無表情を保ったまま、ケイトはドレスを引き裂いた。
「……やめて!」
高い声が叫んだ。
「パパ! パパ! どこ!」
悲愴がこんなに美しい表情を作るものだろうか。ケイトは人形の柔らかな頬に両手をあてる。悲鳴は一段と高くなる。
「パパ! 助けて! 愛する私が犯される!」
「……パパは用済みの人形を壊せって命令したんだ」
低く、漆黒の床を這いケイトの声は人形を縛り上げる。のけぞる首に黒い蔦が這う。
「私はパパを愛してる。パパも私を愛してる」
「愛してないよ」
両手に、ケイトは力を込めた。
「愛されてなんかない」
破壊の音は十二を打つ鐘の音に掻き消される。
バラバラの破片の中にはドレスの残骸、下着の切れ端、去勢された短い棒など様々なものが混じっていた。ケイトはそれをヴォイドの力で磨り潰し、灰より細かな砂にかえし、窓を開けた。塵はその一片たりとも残ることなく空へ消えてゆく。
報告を受けた雇い主は、おお、と低く呻いて顔を覆った。悲愴らしい悲愴が顔に浮かんでいた。憎悪の目がケイトを見た。
「……三倍払おう」
男は言い、床に金貨をばら撒いた。
「拾え。犬のように」
ケイトは床に這いつくばり、金貨を一枚一枚口に咥えた。純度の高い金の味。三倍の報酬は確かだった。

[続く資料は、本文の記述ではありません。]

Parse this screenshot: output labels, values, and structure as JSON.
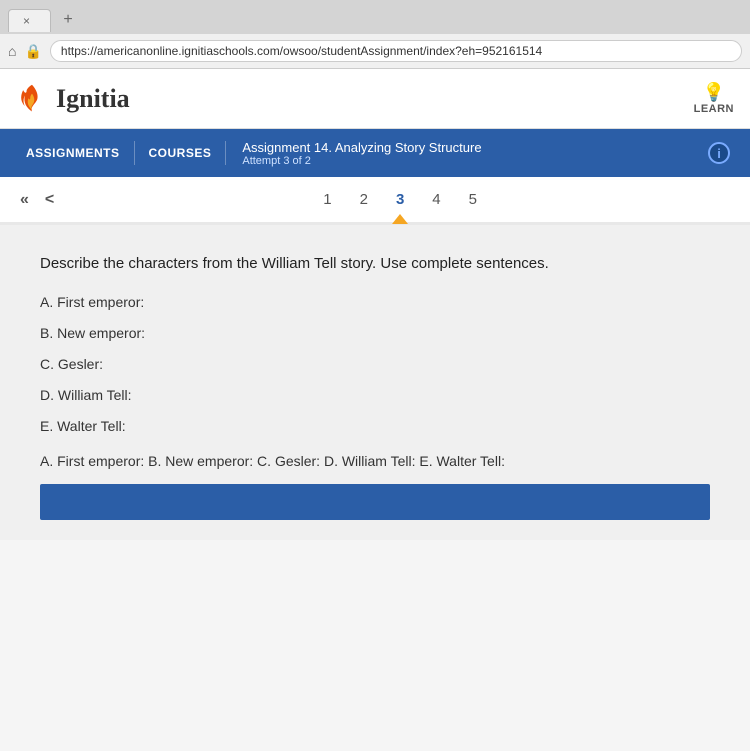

金貨で頬を膨らませたまま、街を出た。家とは反対方向の、東岸の街に向かった。港町は猥雑に賑わっていた。ケイトは顔なじみの薬局で金貨を紙幣と交換し、薬と酒を買った。透明な酒。火のように喉を焼く。勢いよく一口、二口と飲み干し、中身の残ったままのそれを街路の壁に叩きつける。派手な音がした。
「流れ星」
と、どこかで声がした。とっくに夜だった。空を見たが、もう星は見えなかった。
酔っているような気がした。だが冷たい風が目を覚まさせてくれた。信頼のおけるホテルに向かい、いつもと同じ部屋を取り、ベッドに転がる。手招くと、水入りのボトルが宙を漂ってやって来る。それを空になるまで飲み干し、噎せてちょっと吐き出し、笑った。
「誰の名前も呼んでやらないからな」
彼は笑いながら宣言した。そして翌日の昼までぐっすり眠った。